Vor Bio presented updated clinical data from patients treated in VBP101, its Phase 1/2a multicenter, open-label, first-in-human study of trem-cel (VOR33) in patients with acute myeloid leukemia (AML). Guenther Koehne, MD, PhD, Deputy Director and Chief of Blood & Marrow Transplant and Hematologic Oncology at Miami Cancer Institute of Baptist Health South Florida will present these data on November 10, in an oral presentation at the ASTCT/EBMT 6thInternational Conference on Relapse After Transplant and Cellular Therapy (HSCT²) in Los Angeles, California. Primary neutrophil engraftment occurred in all seven patients treated to date with trem-cel with a median time to engraftment of 10 days, further providing evidence that CD33 is biologically dispensable.
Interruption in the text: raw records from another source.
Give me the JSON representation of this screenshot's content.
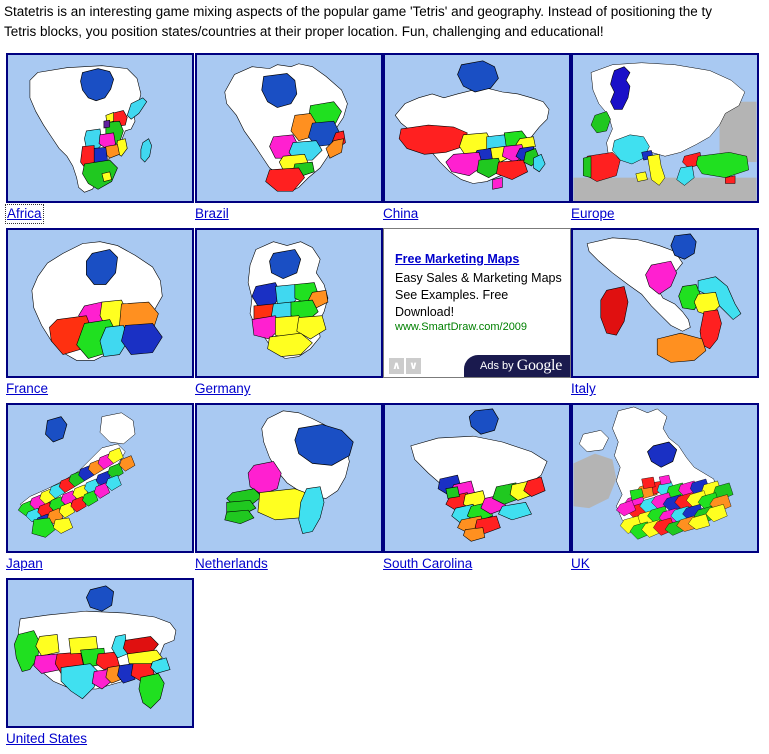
{
  "intro": {
    "line1": "Statetris is an interesting game mixing aspects of the popular game 'Tetris' and geography. Instead of positioning the ty",
    "line2": "Tetris blocks, you position states/countries at their proper location. Fun, challenging and educational!"
  },
  "colors": {
    "thumb_border": "#000080",
    "thumb_sea": "#a9c9f2",
    "link": "#0000cc",
    "ad_url": "#008000",
    "ad_bar": "#1a1a4e",
    "page_bg": "#ffffff"
  },
  "games": [
    {
      "label": "Africa",
      "icon": "map-africa-thumbnail",
      "focused": true
    },
    {
      "label": "Brazil",
      "icon": "map-brazil-thumbnail",
      "focused": false
    },
    {
      "label": "China",
      "icon": "map-china-thumbnail",
      "focused": false
    },
    {
      "label": "Europe",
      "icon": "map-europe-thumbnail",
      "focused": false
    },
    {
      "label": "France",
      "icon": "map-france-thumbnail",
      "focused": false
    },
    {
      "label": "Germany",
      "icon": "map-germany-thumbnail",
      "focused": false
    },
    {
      "label": "Italy",
      "icon": "map-italy-thumbnail",
      "focused": false
    },
    {
      "label": "Japan",
      "icon": "map-japan-thumbnail",
      "focused": false
    },
    {
      "label": "Netherlands",
      "icon": "map-netherlands-thumbnail",
      "focused": false
    },
    {
      "label": "South Carolina",
      "icon": "map-southcarolina-thumbnail",
      "focused": false
    },
    {
      "label": "UK",
      "icon": "map-uk-thumbnail",
      "focused": false
    },
    {
      "label": "United States",
      "icon": "map-unitedstates-thumbnail",
      "focused": false
    }
  ],
  "ad": {
    "title": "Free Marketing Maps",
    "line1": "Easy Sales & Marketing Maps",
    "line2": "See Examples. Free",
    "line3": "Download!",
    "url": "www.SmartDraw.com/2009",
    "prev_arrow": "∧",
    "next_arrow": "∨",
    "byline_prefix": "Ads by ",
    "byline_brand": "Google"
  }
}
Additionally, platelet recovery occurred at a median of 15.5 days, excluding one patient with previously documented anti-platelet antibodies (immune thrombocytopenia). All three patients treated with Mylotarg experienced hematologic protection from deep cytopenias through repeat doses, suggesting that trem-cel transplants shielded patients? healthy cells from the on-target toxicity (myelosuppression) typically seen with Mylotarg treatment. The hematological protection exhibited provides support that dose escalation of Mylotarg is warranted and highlights the potential to dose CD33-targeted CAR-T therapy without expected hematologic toxicity.

Mylotarg first-dose pharmacokinetics for the three patients treated showed that the 0.5 mg/m2 dose was within the exposure range measured for the therapeutic dose of Mylotarg in relapsed/refractory AML patients, potentially due to the decreased CD33 antigen sink in trem-cel patients. In all three patients, the percentage of CD33-negative donor cells increased following Mylotarg administration, suggesting that Mylotarg treatment at the first cohort level of 0.5 mg/m2 was pharmacologically active and enriched for CD33-edited donor cells. Next steps in the VBP101 study include dose escalation of Mylotarg to 1.0 mg/m2 and providing treatment opportunities for trem-cel patients who become measurable residual disease positive or relapse, such as induction-course Mylotarg and VCAR33ALLO.

As previously announced, the Pediatric Transplantation and Cellular Therapy Consortium (PTCTC) released data in an ASH abstract from its Phase 1/2 study (NCT03971799)1 of CD33CART (also known as VCAR33AUTO), which uses the same CAR-T construct as the Company?s VCAR33ALLO. The data show that 2 of 5 (40%) evaluable patients treated at the highest dose level achieved complete remission with a manageable safety profile (four out of 19 evaluable patients had cytokine release syndrome = Grade 3). This data further validates Vor Bio?s approach of using transplant donor cells as CAR-T starting material that are healthy, stem-like, and exactly matched to the patient?s immune system.

AML is the most common type of acute leukemia in adults and one of the deadliest and most aggressive blood cancers, affecting 20,000 newly diagnosed patients each year in the United States. Approximately half of patients with AML who receive a hematopoietic cell transplant (HCT) suffer a relapse of their leukemia, with two-year survival rates of less than 20%, and relapse rates are higher for patients with certain adverse risk features. The fragility of engrafted hematopoietic stem cells prevents treatment following transplant, giving the cancer a chance to return.

VBP101 is a Phase 1/2a, multicenter, open-label, first-in-human study of trem-cel (VOR33) in participants with AML who are undergoing human leukocyte antigen (HLA)-matched allogeneic HCT. Trem-cel is an allogeneic CRISPR/Cas9 genome-edited hematopoietic stem and progenitor cell (HSPC) therapy product, lacking the CD33 protein. It is being investigated for participants with CD33+ AML at high risk for relapse after HCT to allow post-HCT targeting of residual CD33+ acute AML cells using Mylotarg (gemtuzumab ozogamicin) without toxicity to engrafted cells.

Participants undergo a myeloablative HCT with matched related or unrelated donor CD34-selected HSPCs engineered to remove CD33 expression (trem-cel drug product). Mylotarg is given after engraftment for up to four cycles. The primary endpoint is the incidence of successful engraftment, defined as the first day of 3 consecutive days of absolute neutrophil count (ANC) =500 cells/mm2 by day 28.

Part 1 of this study is evaluating the safety of escalating Mylotarg dose levels to determine the maximum tolerated dose (MTD) and recommended Phase 2 dose. Part 2 will expand the number of participants to evaluate the Mylotarg recommended Phase 2 dose. Tremtelectogene empogeditemcel (trem-cel), formerly VOR33, is a genome-edited hematopoietic stem and progenitor allogeneic donor product candidate where CD33 has been deleted using genome engineering.

Transplant with trem-cel is designed to replace standard of care transplants for patients suffering from AML and potentially other blood cancers. Trem-cel has the potential to enable powerful targeted therapies in the post-transplant setting including CD33-targeted CAR-T cells.